Hydrate well before a run, and you can often leave the handheld at home. “If you start every run nice and hydrated, you don’t even need to bring a drink on any runs shorter than 90 minutes,” says coach and Trail Runner contributing editor David Roche. “Unless you have trained without fluids, in which case you can probably go up to two hours before you need to start bringing drinks along.”

Of course, that doesn’t mean you should binge on fluids before longer runs. “There is no need to stock up on liquids,” says ultrarunning coach Ian Sharman. “This can lead to bloating and needing to urinate regularly in the early stages of the run.”

Electrolytes and calories

The primary concern on longer runs, says Sharman, is the depletion of the body’s energy reserves. The focus, then, should be calorie, rather than electrolyte, replenishment.

“If you plan to eat on your long run, then additional electrolyte drink mixes are superfluous,” he says. Whether in the form of sports drink, gels, bars or “real” foods, most calorie sources will contain enough sodium to replenish what you’ve lost through sweat. For shorter runs that won’t seriously deplete your energy reserves, plain old water is fine.

If you do plan to use a carbohydrate or electrolyte drink mix, make sure to use it in training before race day.

RELATED: Ask The Coach: How Much Should I Hydrate During My Run?

Volume and frequency

Ultrarunning coach Jason Koop recommends taking a drink every 15 minutes. Similarly, Roche advises a benchmark of 20 to 24 ounces of liquid per hour.

Ian Sharman goes by an even simpler equation. “Drink when you are thirsty,” he says. “Use training runs as a way to get a sense of how much fluid your body needs in different conditions and at different effort levels.”

Temperature

Whatever your body’s hydration needs are, they will likely increase when it gets hotter out. Still, that doesn’t mean they become negligible when temperatures drop. “You might feel like you aren’t losing much sweat” in colder weather, says Roche, “but don’t cut your fluid intake too much.” You are still dehydrating, even if you can’t feel it.

Overhydration

Drinking too much is at least as common as drinking too little, according to coaches. Overhydration can lead to uncomfortable bloating and hyponatremia, or below-normal blood-sodium levels, a potentially serious condition.

Symptoms of hyponatremia, according to Sharman, include “nausea and vomiting, headache, short-term memory loss, confusion, lethargy, fatigue, loss of appetite, irritability, muscle weakness, spasms or cramps, seizures and decreased consciousness or coma.”

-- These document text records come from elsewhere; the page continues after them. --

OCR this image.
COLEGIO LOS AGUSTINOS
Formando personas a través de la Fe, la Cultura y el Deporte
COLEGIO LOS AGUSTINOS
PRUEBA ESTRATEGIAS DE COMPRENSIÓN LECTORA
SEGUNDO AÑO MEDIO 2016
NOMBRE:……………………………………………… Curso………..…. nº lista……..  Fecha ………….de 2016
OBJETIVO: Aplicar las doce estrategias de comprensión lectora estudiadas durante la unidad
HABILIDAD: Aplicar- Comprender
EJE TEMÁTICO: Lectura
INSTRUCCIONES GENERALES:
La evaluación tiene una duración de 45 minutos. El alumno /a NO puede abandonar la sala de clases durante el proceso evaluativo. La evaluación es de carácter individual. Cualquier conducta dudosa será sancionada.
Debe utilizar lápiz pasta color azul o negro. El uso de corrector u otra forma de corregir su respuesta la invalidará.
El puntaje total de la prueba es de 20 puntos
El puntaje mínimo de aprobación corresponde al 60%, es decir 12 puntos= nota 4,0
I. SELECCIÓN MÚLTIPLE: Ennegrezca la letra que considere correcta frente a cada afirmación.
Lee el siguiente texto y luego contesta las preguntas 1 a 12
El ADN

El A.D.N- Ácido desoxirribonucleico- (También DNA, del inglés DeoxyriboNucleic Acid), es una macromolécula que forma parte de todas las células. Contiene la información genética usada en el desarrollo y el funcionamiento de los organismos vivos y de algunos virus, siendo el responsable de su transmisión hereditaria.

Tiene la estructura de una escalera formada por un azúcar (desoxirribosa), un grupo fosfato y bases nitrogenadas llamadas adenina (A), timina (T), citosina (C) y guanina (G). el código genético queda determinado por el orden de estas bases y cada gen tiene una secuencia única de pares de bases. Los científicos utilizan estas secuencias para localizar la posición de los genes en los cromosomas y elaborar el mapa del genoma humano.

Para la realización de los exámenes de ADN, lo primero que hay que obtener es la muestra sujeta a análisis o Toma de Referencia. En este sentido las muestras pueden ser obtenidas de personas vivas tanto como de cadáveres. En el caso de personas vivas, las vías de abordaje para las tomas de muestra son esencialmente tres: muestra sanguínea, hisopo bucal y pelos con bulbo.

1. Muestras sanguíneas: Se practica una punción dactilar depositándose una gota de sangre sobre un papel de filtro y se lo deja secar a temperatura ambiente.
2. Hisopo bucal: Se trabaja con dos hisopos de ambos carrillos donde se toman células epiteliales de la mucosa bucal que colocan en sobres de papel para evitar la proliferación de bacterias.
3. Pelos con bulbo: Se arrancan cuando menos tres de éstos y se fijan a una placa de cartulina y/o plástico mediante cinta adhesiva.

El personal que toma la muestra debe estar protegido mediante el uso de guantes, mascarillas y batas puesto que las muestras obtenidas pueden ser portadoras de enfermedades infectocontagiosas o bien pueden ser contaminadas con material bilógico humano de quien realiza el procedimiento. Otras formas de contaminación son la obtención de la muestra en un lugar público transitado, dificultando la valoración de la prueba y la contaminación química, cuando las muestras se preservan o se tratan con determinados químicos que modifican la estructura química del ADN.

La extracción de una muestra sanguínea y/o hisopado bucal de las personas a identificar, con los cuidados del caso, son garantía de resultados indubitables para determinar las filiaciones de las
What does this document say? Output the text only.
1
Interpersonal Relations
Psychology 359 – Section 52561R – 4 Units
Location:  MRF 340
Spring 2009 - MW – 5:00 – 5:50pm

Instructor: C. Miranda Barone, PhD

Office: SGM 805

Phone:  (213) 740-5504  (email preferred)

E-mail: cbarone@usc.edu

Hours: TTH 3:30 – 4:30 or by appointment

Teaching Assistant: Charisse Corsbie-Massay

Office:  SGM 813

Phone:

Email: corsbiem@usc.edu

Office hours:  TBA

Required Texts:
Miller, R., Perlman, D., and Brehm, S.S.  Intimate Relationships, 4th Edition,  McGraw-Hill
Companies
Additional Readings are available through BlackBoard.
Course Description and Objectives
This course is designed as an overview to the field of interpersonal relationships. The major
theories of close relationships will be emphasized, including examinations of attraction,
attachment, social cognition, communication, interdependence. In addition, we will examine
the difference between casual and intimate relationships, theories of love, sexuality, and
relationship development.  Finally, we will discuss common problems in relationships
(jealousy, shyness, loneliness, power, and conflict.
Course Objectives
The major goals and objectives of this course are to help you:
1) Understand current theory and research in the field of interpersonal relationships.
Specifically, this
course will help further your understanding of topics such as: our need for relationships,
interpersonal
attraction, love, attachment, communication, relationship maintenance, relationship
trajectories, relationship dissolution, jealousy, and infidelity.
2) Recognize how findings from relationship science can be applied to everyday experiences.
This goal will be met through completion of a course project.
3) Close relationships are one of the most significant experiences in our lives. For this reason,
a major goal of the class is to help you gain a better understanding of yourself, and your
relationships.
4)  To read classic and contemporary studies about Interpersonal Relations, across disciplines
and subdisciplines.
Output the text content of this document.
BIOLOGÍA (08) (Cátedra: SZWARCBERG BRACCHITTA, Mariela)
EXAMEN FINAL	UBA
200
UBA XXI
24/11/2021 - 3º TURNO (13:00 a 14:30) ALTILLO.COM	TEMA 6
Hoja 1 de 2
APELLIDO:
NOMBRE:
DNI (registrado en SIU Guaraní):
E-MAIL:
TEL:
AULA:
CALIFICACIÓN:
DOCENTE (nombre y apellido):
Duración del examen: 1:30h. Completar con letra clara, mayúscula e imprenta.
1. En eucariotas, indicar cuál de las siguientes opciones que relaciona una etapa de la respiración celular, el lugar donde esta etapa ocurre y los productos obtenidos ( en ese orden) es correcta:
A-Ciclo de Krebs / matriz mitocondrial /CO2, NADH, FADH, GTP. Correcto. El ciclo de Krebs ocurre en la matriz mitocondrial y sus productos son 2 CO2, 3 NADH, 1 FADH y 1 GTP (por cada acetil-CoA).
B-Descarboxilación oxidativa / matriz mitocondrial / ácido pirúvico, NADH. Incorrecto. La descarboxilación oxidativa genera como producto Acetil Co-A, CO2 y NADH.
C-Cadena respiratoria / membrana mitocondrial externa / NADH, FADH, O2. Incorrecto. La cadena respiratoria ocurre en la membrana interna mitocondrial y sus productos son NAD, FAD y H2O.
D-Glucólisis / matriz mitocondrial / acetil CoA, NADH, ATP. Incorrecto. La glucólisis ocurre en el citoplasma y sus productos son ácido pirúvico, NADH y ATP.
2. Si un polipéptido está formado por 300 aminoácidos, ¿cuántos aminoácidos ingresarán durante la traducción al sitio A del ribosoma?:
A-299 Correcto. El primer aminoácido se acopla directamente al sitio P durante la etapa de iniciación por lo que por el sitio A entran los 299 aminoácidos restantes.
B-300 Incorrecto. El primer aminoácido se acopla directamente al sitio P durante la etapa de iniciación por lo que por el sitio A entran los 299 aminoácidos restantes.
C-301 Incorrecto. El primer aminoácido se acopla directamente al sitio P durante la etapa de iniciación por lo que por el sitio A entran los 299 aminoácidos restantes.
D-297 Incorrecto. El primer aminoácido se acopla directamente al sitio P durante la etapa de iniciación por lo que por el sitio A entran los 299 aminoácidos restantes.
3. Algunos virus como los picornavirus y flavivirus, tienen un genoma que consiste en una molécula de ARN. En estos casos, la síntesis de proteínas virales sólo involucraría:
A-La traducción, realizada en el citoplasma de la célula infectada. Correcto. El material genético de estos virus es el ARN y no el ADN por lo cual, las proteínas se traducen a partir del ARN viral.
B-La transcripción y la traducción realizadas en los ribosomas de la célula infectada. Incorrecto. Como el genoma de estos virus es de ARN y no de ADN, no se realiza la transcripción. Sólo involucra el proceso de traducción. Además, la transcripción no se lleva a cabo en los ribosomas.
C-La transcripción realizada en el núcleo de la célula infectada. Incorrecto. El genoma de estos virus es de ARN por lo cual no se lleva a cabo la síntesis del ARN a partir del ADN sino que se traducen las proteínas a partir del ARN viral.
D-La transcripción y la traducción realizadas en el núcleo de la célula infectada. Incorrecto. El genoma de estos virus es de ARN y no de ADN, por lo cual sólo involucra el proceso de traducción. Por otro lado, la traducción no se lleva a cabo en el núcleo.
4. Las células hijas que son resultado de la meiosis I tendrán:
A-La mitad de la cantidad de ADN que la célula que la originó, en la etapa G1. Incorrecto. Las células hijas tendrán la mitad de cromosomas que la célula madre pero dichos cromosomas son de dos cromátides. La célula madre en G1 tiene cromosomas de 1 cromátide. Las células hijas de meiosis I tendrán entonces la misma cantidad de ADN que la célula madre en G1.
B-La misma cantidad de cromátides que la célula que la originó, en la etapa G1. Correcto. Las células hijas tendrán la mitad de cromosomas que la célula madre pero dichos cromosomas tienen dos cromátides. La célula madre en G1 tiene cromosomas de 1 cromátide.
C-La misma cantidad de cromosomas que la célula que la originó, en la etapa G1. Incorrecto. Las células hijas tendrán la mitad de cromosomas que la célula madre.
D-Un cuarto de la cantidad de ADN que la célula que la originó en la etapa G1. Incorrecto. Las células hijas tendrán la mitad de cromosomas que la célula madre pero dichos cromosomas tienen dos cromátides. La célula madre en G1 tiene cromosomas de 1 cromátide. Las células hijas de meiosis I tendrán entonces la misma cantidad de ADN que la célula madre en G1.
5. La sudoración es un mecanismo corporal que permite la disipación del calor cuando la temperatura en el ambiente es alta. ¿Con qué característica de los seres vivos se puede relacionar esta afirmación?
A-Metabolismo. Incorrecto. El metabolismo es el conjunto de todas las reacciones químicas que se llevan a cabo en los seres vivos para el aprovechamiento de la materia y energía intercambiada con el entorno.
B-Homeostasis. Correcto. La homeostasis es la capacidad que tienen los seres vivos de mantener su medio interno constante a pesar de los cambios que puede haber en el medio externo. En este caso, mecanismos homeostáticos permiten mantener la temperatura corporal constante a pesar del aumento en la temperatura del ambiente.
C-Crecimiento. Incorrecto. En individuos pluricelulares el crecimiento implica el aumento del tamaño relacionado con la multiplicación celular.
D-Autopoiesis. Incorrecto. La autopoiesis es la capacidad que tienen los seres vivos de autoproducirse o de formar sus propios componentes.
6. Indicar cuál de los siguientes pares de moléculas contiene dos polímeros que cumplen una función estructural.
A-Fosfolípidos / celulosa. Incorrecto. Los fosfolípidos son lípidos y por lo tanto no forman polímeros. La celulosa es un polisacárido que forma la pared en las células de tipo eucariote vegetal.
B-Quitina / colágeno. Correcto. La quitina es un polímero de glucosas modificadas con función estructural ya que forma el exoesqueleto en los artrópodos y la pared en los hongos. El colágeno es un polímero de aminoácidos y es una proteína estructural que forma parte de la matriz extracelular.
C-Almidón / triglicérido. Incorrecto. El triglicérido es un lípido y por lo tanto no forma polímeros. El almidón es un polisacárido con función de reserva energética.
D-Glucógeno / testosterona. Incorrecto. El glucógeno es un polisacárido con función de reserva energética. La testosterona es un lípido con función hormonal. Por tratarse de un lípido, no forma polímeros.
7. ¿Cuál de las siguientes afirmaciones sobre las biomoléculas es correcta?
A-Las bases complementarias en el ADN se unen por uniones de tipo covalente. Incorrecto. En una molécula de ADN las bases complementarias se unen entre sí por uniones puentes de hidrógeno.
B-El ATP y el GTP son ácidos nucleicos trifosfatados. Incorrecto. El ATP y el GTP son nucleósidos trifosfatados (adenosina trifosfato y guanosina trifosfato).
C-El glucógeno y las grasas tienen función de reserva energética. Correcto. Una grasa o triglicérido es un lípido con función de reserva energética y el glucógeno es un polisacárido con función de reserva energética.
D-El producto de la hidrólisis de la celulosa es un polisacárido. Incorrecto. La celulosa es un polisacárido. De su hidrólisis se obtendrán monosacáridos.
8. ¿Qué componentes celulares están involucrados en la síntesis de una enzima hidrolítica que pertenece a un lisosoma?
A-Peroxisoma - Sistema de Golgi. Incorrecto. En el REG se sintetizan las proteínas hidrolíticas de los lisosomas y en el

RELATED: How To Fuel Properly In The Cold

Misdiagnosis

If you think you are dehydrated, those symptoms may actually point to something else. “A runner who starts to feel very hot, gets dizzy and looks redder than usual is much more likely to be overheating,” says Sharman. While dehydration can be addressed by drinking more liquids, the remedy for overheating is to soak the body in cold water and ice. Downing cold fluids won’t help (and could actually cause you to overhydrate).

After your workout

Your hydration duties don’t stop when your run does. In fact, Sharman explains, athletes should be paying attention to their fluid intake for as much as one full day after a run.

“During the course of a day, most people don’t think about drinking every time they’re thirsty,” he says. “But the body needs adequate liquids and nutrition to rebuild muscle and recover as quickly as possible.”

There’s no need to force-feed yourself gallons of recovery powder. Just keep things simple and a take few sips of something whenever your body tells you it needs it.